Mais surtout, l'excellente formation de Rimbaud lui a permis de laisser épanouir son génie, tout en l'aidant à contrôler sa mauvaise pente à une formulation abrupte d'énoncés à l'emporte-pièce et à remédier aussi à toute sa difficulté à exprimer clairement ses idées. L'alchimie a même été inespérée, car Rimbaud n'étant pas quelqu'un qui sait communiquer clairement sa pensée ses créations ont été pénétrées du caractère imprévisible et difficilement formalisable de ses associations d'idées.
Le miracle a opéré, car même si nous n'accédons pas aux repères intellectuels du poète, même si nous n'arrivons pas à relier sans reste la mise à jour des sources de ses écrits et l'originalité des cheminements de son imaginaire Rimbaud atteint malgré tout le point charmeur et le point qui fait que le rythme est jaillissant et l'image parlante, vers après vers, formule après formule. C'est un phénomène unique dans l'histoire de la littérature mondiale. Par comparaison, Mallarmé n'est saisissant que par moments et que pour une partie de son oeuvre.

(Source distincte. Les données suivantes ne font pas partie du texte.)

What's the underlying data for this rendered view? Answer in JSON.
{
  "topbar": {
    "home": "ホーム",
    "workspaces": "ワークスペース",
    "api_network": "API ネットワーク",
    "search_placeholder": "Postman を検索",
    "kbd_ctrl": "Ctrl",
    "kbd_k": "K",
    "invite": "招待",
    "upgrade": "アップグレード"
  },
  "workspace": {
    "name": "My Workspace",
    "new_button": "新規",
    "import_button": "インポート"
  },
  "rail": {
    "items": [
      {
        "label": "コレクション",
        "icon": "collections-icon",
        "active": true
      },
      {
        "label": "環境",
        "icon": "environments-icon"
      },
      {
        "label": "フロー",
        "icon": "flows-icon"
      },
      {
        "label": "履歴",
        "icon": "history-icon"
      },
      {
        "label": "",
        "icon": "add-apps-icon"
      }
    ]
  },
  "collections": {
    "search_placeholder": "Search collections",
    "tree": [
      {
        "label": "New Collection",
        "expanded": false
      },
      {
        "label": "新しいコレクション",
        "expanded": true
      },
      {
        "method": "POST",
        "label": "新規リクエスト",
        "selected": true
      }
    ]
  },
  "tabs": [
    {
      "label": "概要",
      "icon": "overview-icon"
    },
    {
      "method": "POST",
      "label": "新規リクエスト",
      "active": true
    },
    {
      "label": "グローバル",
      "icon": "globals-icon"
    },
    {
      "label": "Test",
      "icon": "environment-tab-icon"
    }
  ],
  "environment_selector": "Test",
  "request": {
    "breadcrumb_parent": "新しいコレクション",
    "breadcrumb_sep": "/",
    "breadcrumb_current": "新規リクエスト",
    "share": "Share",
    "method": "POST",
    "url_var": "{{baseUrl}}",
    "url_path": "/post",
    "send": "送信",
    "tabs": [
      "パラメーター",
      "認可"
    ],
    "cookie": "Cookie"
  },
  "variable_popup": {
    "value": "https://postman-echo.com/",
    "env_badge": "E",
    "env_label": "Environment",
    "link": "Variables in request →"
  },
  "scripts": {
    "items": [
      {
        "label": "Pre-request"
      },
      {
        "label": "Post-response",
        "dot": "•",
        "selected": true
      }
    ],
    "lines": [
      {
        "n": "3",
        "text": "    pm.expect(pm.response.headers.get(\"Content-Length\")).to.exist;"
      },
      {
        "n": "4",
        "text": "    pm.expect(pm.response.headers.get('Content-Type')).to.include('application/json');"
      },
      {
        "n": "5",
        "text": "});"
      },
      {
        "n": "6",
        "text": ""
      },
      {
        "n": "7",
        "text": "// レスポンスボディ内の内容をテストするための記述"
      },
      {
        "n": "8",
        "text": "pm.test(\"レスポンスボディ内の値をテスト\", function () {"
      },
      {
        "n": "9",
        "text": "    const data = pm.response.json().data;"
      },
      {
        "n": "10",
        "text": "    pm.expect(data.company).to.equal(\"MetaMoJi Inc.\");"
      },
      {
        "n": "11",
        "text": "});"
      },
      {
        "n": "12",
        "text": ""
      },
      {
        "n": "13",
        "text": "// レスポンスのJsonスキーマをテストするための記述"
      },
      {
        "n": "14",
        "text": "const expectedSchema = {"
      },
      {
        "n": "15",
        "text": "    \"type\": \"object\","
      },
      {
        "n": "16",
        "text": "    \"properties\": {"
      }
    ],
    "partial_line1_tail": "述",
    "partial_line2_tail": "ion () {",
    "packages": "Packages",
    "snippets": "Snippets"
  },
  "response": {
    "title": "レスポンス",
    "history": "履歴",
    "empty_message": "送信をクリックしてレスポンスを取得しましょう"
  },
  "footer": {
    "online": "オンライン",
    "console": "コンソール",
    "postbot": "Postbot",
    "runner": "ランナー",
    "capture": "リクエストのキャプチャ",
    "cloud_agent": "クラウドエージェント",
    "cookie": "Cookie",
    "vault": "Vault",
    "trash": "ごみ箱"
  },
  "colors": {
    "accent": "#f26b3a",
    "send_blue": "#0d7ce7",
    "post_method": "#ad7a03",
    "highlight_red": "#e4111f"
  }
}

Le problème, c'est que beaucoup de lecteurs, et sans doute l'amour-propre n'y est pas étranger, entendent s'arrêter là et y trouver l'essentiel, alors que Rimbaud a des convictions et qu'il s'empare de modèles pour en discuter ou railler les limites, et puis pour les refondre. Ceux qui veulent considérer qu'il irait de soi que Rimbaud sache parfaitement communiquer en tant que maître de mots font passer par-dessus bord les convictions et les messages du poète. Oui, l'oeuvre de Rimbaud sollicite par excellence les approches et efforts de la critique littéraire. Et connaître le sens profond de l'oeuvre, c'est la prime du rimbaldolâtre, mais du rimbaldolâtre averti.

2 commentaires:

  1. Vous me citez à propos de l'identification de Dutrieux sur la photo d'Aden. Je me permets de vous préciser que mon nom est Daniel Courtial et non André Courthial.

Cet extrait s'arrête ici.